街頭演説する安倍晋三首相(右)=3日午後、福島県郡山市のJR郡山駅前

 参院選を目前に各党のメディアは選挙一色である。野党側は共産党機関紙「しんぶん赤旗」が半ば野党統一候補の宣伝紙となって安倍政権に激しい批判を繰り返しているのと比較すると、自民党機関紙「自由民主」がおとなしく見える。「自由民主」も「民共では危ない」ぐらいの反撃はしてもいいかもしれない。

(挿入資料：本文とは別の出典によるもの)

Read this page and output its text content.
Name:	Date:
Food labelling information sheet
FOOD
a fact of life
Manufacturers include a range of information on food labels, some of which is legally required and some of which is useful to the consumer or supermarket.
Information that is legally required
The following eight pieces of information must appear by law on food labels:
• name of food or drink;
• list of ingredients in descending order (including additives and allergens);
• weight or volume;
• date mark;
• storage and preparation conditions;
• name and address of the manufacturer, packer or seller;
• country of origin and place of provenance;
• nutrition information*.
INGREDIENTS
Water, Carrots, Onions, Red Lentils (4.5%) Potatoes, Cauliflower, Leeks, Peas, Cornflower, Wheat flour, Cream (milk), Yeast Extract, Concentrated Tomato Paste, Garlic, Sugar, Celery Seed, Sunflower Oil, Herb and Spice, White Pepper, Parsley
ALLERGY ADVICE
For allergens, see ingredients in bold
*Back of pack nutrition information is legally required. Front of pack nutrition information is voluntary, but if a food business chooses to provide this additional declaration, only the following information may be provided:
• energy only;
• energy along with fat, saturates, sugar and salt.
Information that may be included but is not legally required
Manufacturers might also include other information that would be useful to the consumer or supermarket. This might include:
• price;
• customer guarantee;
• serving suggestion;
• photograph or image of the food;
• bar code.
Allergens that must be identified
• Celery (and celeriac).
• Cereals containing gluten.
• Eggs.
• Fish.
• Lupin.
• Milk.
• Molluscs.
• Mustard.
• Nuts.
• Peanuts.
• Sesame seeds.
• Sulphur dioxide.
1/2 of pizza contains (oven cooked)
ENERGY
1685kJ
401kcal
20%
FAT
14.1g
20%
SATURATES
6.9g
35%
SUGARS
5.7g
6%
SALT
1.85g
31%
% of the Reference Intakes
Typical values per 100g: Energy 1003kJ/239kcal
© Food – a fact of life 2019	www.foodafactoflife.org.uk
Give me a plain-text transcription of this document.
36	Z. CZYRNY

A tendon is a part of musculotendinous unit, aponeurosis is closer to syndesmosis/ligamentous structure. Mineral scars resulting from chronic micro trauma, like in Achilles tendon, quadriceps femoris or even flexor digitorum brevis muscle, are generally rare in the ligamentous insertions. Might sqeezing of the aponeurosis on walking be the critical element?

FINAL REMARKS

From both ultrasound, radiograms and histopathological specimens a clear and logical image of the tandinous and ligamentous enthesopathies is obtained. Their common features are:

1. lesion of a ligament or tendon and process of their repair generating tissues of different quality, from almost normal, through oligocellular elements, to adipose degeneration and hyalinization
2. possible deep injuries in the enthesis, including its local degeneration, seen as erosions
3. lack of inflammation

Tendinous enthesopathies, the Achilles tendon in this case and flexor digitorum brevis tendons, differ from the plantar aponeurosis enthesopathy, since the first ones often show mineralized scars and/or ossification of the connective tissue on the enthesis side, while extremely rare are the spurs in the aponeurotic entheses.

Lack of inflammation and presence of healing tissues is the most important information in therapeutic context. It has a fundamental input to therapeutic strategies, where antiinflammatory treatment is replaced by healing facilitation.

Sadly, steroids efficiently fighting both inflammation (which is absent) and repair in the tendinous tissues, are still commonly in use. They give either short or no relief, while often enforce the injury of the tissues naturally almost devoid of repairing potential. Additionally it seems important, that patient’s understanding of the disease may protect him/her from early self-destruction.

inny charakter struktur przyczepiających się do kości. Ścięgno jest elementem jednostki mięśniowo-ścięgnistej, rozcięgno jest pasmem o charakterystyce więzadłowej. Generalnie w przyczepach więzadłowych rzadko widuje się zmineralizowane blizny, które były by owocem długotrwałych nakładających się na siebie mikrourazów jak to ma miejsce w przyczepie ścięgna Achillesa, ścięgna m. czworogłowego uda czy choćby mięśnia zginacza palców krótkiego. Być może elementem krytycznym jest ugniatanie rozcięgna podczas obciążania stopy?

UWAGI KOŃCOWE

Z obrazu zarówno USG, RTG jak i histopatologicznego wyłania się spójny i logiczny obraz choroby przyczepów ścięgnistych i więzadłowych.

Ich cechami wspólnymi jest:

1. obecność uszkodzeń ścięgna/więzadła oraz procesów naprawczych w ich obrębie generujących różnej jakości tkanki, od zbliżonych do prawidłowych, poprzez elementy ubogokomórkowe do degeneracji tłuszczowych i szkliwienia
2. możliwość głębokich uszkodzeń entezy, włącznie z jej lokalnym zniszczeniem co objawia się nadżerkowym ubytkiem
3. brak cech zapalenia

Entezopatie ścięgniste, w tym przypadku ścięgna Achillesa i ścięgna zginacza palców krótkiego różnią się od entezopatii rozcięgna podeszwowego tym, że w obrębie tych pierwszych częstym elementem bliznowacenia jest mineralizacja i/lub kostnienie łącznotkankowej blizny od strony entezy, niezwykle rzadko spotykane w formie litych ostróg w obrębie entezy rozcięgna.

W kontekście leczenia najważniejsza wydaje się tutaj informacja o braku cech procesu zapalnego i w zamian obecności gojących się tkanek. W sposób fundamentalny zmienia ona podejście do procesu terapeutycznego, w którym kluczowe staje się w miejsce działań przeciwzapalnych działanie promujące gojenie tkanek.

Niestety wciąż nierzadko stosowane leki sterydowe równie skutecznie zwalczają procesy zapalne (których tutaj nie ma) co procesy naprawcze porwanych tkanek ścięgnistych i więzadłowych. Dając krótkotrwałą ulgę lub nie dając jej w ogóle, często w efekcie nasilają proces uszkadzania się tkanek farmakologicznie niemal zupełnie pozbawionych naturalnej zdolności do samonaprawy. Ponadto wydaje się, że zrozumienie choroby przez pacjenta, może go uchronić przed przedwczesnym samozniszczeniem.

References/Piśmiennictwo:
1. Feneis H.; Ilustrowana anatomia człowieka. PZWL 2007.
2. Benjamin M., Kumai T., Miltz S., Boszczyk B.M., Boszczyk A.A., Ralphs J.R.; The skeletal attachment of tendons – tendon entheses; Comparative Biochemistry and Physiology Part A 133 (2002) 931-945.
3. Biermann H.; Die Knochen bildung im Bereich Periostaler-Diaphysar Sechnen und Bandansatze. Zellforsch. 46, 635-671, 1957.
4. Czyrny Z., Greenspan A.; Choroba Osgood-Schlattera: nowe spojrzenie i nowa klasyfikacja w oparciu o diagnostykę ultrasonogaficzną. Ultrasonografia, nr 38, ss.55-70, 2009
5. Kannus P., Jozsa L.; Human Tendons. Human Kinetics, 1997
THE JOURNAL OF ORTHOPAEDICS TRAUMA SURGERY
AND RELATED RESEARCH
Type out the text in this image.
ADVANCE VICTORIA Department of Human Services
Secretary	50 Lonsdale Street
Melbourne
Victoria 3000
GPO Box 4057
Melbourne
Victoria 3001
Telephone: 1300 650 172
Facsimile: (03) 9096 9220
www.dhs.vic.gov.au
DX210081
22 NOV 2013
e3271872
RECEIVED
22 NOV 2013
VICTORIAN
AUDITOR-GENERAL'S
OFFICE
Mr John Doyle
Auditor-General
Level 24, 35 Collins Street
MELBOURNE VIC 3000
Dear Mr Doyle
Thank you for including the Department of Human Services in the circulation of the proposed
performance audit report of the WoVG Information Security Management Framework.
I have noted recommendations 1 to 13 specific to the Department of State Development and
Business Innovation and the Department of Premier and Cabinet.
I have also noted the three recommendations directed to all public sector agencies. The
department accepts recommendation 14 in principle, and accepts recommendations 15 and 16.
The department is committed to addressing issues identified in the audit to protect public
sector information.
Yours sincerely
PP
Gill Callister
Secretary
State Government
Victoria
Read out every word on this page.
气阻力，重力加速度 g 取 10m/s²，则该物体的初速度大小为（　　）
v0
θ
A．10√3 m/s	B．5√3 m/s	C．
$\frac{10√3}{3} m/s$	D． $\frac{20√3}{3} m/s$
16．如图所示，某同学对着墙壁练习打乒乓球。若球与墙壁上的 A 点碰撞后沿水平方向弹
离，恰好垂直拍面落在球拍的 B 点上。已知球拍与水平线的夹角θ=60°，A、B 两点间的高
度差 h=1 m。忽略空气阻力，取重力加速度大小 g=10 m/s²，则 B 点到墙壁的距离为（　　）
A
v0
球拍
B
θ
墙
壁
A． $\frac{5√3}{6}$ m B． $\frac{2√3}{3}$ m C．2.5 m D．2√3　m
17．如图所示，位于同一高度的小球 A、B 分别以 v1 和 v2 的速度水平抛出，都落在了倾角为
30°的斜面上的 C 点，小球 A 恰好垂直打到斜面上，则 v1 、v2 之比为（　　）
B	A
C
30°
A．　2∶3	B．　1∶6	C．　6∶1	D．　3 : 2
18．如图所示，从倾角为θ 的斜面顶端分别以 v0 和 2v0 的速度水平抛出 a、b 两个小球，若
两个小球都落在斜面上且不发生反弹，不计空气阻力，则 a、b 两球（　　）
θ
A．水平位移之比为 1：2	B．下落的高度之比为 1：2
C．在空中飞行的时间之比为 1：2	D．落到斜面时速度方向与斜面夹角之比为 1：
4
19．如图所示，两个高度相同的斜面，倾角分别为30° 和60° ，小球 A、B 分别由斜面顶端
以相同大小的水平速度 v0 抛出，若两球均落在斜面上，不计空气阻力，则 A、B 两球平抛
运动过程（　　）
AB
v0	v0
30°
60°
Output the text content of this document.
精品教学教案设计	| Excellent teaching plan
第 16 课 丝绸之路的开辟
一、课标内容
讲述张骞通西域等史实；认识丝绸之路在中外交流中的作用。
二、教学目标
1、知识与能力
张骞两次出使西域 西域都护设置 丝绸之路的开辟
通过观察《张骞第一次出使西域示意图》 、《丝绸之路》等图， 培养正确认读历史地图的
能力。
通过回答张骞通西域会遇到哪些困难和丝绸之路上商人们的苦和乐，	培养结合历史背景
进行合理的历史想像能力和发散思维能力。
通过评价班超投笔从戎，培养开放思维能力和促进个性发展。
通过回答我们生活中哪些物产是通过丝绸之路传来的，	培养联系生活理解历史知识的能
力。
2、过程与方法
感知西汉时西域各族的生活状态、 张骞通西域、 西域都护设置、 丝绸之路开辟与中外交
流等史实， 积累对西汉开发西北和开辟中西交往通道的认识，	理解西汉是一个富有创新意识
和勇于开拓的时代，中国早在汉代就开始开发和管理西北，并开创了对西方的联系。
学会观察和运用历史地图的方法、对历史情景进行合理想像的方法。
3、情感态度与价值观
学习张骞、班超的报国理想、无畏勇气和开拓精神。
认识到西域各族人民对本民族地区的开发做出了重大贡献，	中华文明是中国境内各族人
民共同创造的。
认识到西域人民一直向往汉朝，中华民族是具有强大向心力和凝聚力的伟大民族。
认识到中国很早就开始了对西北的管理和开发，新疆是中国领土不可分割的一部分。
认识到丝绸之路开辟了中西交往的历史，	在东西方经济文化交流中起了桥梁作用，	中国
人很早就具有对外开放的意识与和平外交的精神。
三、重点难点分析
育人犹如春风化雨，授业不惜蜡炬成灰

 実際、衆院選でも共産党は小選挙区で野党共闘を進めるつもりであると公言しており、今度の参院選1人区で自民が前回より後退すれば野党共闘に勢いが増し、次期衆院選の政権選択に「民共」が浮上する蓋然(がいぜん)性は高まる。自公か民共かは既に選挙争点だ。

 「自由民主」6月7日号は骨太の方針、一億総活躍プランを報告。6月14日号1面は「参院選勝利を目指し全国一斉街頭/青年部・青年局全国約130カ所で街頭演説」(見出し)の記事。「『北朝鮮による拉致問題の解決』に加え、平和安全法制の必要性」などを演説したという。

 21・28日号は「安倍総裁、参院選に向け全国遊説」(見出し)でアベノミクスによる「経済の好循環」加速を訴えるもの。また、「政策なき野合に毅然と臨む」の訴えを中見出しに取り、他のページでは参院選公約を特集した。自民党は公明党とともに選挙の焦点を「経済」に据えており、同紙21・28日号でも「アベノミクスはまだ道半ば」として、「エンジンを最大限にふかしていく」と安倍晋三首相の演説を載せた。

 アベノミクス、安保関連法(平和安全法)など現状政策を説明し、推進することに支持を訴えるものだが、政権発足から4年目となると、どうしても新味があり訴求力が高いとは言えなくなる。政治に100点満点はないため、野党側の批判材料は増えてくる。

 自民党も4年前は野党として民主党政権の「公約破綻」を捉えて批判材料とし、機関紙上でも政権攻撃に熱を入れていた。2012年11月に衆院が解散されると、「自由民主」(同年11月27日号)は「衆院解散 日本を取り戻す」と大きな見出しを掲げた。当時の民主党が政権内抗争で迷走しただけに、中国の海洋進出など周辺情勢の緊張も相俟(あいま)って危機感を共有した有権者が投票した結果が、自民・公明の政権復帰に繋(つな)がったといえる。

 今度は野党が護憲反戦のアプローチで危機感を訴えている。安保法を「戦争法」と呼び、集団的自衛権一部容認や憲法改正に対して「立憲主義」破壊を訴えて、参院選では統一候補という野党共闘の形にした。

 殆(ほとん)どの参院地方選挙区が事実上小選挙区の定数1となり、自民か野党統一候補かの争いになる以上、政権選択の衆院選前哨戦の性格を帯びる。与党の機関紙上でも、民進、共産、社民、生活の統一候補に日本を任せることができるのか否か、「政策なき野合」の中身に踏み込んだ論戦を高める必要がある。